Hacıcaferoğlu ve diğerleri (2015) ortaokullarda işlenen beden eğitimi ve spor derslerinin, sportmenlik davranışlarına katkısını bazı değişkenler açısından incelemişlerdir. 670 ortaokul öğrencisi üzerinde yapılan çalışmada cinsiyet değişkenine bağlı olarak öğrencilerin sportmenlik davranışları bakımından anlamlı bir fark bulamamıştır. Sınıf düzeyi değişkenine bağlı olarak öğrencilerin sportmenlik davranışlarını hissetme durumları bakımından 7. ve 8. sınıf öğrencileri arasında istatistiksel olarak anlamlı bir farklılık olduğunu belirlemiştir. Buna göre 8. sınıfta okuyan öğrencilerin, 7. sınıfta okuyan öğrencilere göre daha sportmen düşündükleri bulunmuştur. Eğitim kurumlarında öğrencilere sporda hoşgörü ve ahlak gibi temeller altında eğitimler verilerek öğrencilerin bu konuda bilinçlenmeleri sağlanması önerilmiştir (51).

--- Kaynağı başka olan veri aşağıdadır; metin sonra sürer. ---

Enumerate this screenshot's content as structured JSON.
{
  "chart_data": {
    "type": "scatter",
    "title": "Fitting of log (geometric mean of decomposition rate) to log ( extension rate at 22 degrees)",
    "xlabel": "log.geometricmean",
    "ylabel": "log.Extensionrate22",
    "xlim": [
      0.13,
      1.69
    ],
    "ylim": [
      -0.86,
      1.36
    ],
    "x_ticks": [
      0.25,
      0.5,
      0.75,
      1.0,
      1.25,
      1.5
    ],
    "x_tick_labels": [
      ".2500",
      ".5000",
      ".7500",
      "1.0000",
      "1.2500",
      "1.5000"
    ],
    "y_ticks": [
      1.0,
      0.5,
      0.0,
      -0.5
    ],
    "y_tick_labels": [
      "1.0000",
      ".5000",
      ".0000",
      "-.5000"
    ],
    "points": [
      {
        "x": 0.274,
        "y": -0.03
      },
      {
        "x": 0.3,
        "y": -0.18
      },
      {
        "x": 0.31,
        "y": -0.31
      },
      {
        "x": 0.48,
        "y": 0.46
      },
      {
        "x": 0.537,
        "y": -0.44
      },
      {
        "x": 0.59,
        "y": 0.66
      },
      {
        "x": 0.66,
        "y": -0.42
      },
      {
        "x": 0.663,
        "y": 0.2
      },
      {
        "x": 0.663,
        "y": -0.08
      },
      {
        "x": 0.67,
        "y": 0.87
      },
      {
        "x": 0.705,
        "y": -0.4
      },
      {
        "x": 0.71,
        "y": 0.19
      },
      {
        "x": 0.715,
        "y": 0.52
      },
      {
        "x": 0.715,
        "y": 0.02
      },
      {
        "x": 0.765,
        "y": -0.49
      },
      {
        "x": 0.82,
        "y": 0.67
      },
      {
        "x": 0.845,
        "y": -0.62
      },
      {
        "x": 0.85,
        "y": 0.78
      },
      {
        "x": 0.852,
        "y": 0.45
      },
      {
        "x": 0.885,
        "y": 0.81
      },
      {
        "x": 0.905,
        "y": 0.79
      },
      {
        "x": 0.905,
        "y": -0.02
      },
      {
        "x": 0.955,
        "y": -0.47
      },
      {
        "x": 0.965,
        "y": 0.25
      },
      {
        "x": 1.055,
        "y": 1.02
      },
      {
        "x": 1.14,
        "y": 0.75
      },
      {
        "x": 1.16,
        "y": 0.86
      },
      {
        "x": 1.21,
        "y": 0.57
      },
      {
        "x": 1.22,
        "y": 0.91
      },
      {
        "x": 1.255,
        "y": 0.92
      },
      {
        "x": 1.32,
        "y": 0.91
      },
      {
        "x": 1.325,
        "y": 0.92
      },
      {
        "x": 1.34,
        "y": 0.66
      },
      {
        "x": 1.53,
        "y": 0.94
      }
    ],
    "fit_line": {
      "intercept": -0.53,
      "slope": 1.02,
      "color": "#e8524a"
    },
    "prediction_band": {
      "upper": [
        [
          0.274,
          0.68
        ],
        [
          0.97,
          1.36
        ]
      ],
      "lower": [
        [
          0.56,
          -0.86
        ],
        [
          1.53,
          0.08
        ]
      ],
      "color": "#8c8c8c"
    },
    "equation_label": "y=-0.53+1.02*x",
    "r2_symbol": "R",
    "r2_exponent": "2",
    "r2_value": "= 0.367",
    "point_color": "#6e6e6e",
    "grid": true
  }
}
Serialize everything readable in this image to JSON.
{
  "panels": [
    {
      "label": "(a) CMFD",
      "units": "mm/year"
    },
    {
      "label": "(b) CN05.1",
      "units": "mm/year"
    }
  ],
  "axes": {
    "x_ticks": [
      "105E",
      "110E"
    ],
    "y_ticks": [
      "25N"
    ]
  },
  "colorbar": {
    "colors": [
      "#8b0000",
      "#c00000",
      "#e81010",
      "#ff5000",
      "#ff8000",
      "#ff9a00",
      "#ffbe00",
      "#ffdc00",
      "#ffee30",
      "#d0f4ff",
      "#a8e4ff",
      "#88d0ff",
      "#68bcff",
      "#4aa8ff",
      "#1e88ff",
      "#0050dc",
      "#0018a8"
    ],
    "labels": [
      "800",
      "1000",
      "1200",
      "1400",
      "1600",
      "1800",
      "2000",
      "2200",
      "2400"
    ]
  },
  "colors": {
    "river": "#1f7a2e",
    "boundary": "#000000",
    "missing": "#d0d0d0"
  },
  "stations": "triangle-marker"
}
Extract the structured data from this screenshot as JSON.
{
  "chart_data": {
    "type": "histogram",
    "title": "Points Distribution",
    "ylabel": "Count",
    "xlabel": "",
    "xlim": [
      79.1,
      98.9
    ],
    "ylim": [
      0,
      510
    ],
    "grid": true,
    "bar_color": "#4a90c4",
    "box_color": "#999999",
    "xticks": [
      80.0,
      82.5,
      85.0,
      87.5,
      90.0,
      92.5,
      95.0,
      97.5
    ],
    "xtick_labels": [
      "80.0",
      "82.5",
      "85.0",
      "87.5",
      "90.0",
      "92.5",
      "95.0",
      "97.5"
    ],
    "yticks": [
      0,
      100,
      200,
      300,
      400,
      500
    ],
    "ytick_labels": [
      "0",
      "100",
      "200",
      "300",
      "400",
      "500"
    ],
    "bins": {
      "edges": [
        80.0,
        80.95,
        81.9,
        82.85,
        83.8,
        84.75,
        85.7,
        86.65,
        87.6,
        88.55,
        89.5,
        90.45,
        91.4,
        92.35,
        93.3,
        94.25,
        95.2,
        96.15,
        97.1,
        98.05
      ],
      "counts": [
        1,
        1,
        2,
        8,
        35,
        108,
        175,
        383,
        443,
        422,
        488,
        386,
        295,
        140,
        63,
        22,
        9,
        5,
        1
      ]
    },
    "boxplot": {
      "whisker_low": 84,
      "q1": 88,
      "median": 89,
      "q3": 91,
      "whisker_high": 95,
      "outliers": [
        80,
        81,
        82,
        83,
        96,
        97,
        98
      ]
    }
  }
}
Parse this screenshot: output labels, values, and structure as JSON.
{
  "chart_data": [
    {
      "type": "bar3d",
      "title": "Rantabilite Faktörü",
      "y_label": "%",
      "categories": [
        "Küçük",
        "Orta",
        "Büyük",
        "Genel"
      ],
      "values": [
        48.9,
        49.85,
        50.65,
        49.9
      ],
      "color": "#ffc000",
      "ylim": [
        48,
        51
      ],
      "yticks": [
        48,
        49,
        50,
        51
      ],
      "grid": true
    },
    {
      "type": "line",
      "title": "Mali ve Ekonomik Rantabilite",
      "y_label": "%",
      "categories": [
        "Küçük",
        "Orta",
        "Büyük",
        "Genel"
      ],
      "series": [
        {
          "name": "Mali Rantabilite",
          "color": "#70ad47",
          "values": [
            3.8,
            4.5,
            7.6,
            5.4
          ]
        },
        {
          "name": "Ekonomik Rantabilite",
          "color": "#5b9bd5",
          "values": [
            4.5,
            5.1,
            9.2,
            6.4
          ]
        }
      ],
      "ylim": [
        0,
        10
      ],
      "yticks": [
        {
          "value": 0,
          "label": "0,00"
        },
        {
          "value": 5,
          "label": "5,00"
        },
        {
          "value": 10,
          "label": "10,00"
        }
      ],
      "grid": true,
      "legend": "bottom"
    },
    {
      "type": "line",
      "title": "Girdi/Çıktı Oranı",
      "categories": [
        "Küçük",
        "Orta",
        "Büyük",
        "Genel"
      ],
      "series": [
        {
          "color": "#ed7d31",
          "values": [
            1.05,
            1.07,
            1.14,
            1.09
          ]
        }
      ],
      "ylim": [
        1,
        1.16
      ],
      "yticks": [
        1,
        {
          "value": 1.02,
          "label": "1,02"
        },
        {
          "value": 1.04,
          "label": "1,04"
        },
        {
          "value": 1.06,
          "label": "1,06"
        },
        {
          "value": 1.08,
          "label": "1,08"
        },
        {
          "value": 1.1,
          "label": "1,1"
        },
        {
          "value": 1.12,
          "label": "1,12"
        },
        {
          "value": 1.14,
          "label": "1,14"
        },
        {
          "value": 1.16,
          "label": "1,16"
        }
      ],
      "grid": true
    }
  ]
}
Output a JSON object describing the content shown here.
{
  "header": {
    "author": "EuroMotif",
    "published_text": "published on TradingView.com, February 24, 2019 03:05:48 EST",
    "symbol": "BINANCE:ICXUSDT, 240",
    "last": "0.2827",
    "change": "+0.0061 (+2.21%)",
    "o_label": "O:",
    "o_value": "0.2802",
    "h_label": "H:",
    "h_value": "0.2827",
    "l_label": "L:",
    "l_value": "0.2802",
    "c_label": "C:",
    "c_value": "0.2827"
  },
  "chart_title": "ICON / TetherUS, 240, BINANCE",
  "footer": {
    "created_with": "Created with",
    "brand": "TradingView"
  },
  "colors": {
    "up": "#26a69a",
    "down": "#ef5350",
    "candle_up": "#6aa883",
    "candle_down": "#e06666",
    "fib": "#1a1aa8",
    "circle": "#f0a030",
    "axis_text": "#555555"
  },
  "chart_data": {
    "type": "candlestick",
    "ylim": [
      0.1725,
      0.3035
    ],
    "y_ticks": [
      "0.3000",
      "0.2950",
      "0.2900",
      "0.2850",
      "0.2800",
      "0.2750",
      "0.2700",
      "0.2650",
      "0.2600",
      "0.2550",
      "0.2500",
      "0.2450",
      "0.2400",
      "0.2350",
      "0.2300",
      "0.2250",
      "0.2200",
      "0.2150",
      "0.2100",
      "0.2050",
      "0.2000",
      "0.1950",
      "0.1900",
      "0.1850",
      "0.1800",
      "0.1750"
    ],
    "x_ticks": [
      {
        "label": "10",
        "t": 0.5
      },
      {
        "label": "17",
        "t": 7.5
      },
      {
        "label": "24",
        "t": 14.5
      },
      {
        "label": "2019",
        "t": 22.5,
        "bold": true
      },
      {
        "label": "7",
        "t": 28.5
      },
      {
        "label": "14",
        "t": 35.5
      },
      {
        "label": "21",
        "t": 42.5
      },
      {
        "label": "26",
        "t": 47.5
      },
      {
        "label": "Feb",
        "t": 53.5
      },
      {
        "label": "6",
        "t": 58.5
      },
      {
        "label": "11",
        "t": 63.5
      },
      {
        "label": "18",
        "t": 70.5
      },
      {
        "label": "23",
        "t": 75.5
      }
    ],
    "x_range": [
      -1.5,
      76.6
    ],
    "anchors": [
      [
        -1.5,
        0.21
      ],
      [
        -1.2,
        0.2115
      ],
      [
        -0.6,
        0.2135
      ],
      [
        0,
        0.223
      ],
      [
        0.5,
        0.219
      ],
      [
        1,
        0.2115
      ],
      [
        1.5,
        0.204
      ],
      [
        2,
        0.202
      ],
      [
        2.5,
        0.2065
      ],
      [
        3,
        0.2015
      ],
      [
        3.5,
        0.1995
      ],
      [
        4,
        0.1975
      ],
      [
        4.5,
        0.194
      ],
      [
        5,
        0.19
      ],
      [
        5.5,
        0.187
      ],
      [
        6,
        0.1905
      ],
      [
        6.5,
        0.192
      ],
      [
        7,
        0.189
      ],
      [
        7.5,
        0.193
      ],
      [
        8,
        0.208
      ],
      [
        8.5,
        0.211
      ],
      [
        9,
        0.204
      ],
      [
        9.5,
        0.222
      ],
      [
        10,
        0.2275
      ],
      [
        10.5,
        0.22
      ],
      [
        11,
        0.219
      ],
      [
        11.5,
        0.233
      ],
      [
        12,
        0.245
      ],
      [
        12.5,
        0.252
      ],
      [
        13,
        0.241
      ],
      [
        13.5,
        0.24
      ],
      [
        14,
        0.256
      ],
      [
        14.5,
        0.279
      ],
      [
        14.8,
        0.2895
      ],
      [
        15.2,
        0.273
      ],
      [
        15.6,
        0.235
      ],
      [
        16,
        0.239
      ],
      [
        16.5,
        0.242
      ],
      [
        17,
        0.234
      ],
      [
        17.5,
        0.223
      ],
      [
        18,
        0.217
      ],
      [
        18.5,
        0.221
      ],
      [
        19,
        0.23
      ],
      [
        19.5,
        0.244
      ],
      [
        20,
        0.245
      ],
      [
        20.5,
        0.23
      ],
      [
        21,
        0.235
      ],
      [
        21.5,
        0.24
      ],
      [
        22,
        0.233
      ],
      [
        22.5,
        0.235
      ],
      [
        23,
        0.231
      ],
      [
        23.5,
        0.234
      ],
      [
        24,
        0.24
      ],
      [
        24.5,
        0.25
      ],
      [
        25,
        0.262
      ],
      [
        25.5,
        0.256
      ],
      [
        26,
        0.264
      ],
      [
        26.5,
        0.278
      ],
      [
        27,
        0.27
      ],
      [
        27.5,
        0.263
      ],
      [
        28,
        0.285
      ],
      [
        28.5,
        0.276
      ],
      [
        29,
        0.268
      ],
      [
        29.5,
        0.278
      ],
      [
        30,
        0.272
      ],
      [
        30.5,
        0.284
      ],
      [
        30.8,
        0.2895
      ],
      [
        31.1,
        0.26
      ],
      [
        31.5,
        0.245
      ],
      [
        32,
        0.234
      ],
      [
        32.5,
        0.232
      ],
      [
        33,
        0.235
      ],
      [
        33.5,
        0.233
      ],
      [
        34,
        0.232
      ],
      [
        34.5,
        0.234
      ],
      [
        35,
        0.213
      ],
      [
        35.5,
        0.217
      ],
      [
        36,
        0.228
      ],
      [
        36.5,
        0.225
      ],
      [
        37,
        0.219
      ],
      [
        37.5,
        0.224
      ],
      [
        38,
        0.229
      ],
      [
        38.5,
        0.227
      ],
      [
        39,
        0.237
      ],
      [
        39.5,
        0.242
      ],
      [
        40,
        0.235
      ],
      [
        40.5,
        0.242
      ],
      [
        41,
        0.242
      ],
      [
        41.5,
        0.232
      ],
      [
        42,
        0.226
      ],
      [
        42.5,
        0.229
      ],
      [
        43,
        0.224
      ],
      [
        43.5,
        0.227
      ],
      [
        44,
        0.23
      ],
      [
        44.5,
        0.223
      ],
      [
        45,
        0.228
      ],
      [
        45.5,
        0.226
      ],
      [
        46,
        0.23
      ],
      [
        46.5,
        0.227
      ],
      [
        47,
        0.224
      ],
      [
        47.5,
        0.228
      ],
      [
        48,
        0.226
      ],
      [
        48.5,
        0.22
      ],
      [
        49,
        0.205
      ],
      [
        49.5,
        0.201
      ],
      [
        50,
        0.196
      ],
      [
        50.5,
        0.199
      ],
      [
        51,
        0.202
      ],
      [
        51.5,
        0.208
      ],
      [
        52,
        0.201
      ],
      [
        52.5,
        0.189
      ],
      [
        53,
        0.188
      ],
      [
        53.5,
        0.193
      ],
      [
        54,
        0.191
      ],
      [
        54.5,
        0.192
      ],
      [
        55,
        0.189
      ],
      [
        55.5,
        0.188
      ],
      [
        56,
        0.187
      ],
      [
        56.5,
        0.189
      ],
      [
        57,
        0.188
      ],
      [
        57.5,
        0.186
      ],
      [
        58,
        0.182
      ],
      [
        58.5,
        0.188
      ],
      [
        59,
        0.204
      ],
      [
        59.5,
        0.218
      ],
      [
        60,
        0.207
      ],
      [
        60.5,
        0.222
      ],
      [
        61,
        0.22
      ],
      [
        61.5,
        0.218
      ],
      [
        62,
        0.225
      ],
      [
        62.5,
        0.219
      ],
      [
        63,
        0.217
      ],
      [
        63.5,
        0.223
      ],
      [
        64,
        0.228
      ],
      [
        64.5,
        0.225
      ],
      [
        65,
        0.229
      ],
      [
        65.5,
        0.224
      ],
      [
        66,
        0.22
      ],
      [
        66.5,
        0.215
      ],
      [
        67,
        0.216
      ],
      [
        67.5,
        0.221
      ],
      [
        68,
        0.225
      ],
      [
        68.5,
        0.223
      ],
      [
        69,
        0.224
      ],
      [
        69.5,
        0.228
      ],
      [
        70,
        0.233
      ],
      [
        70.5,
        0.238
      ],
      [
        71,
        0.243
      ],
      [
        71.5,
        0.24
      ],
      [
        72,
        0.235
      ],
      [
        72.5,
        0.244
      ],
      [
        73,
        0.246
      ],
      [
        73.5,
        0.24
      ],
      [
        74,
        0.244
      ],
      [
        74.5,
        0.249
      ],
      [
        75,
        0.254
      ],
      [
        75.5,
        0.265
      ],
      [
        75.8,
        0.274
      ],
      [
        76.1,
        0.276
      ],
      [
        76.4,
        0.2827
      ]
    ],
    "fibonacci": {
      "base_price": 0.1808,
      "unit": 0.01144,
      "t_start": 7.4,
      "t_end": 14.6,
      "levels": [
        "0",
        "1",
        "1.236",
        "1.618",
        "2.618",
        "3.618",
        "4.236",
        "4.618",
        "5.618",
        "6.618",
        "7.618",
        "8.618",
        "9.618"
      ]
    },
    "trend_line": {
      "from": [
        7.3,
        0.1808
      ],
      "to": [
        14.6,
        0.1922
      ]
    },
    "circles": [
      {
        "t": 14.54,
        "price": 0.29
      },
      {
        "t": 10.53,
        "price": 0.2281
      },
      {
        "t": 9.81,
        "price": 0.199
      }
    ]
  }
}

Kayışoğlu ve diğerlerinin (2015) ortaokul öğrencilerinin beden eğitimi ve spor dersi sportmenlik davranışlarını incelediği çalışmada öğrencilerin sportmenlik davranış düzeylerinin cinsiyet, sınıf düzeyi ve aile gelir düzeylerine göre anlamlı bir şekilde farklılaşmadığı gözlemlemiştir. Ayrıca okullarında spor salonu bulunan öğrencilerin sportmenlik davranışlarının okullarında spor salonu bulunmayanlara göre anlamlı seviyede yüksek olduğunu tespit edilmiştir. Bu sonuca dayanarak

(36)

okullarda spor tesislerinin artırılmasının öğrencilerin ve dolayısıyla toplumun sportmenlik davranışlarını geliştireceği önerilmiştir (52).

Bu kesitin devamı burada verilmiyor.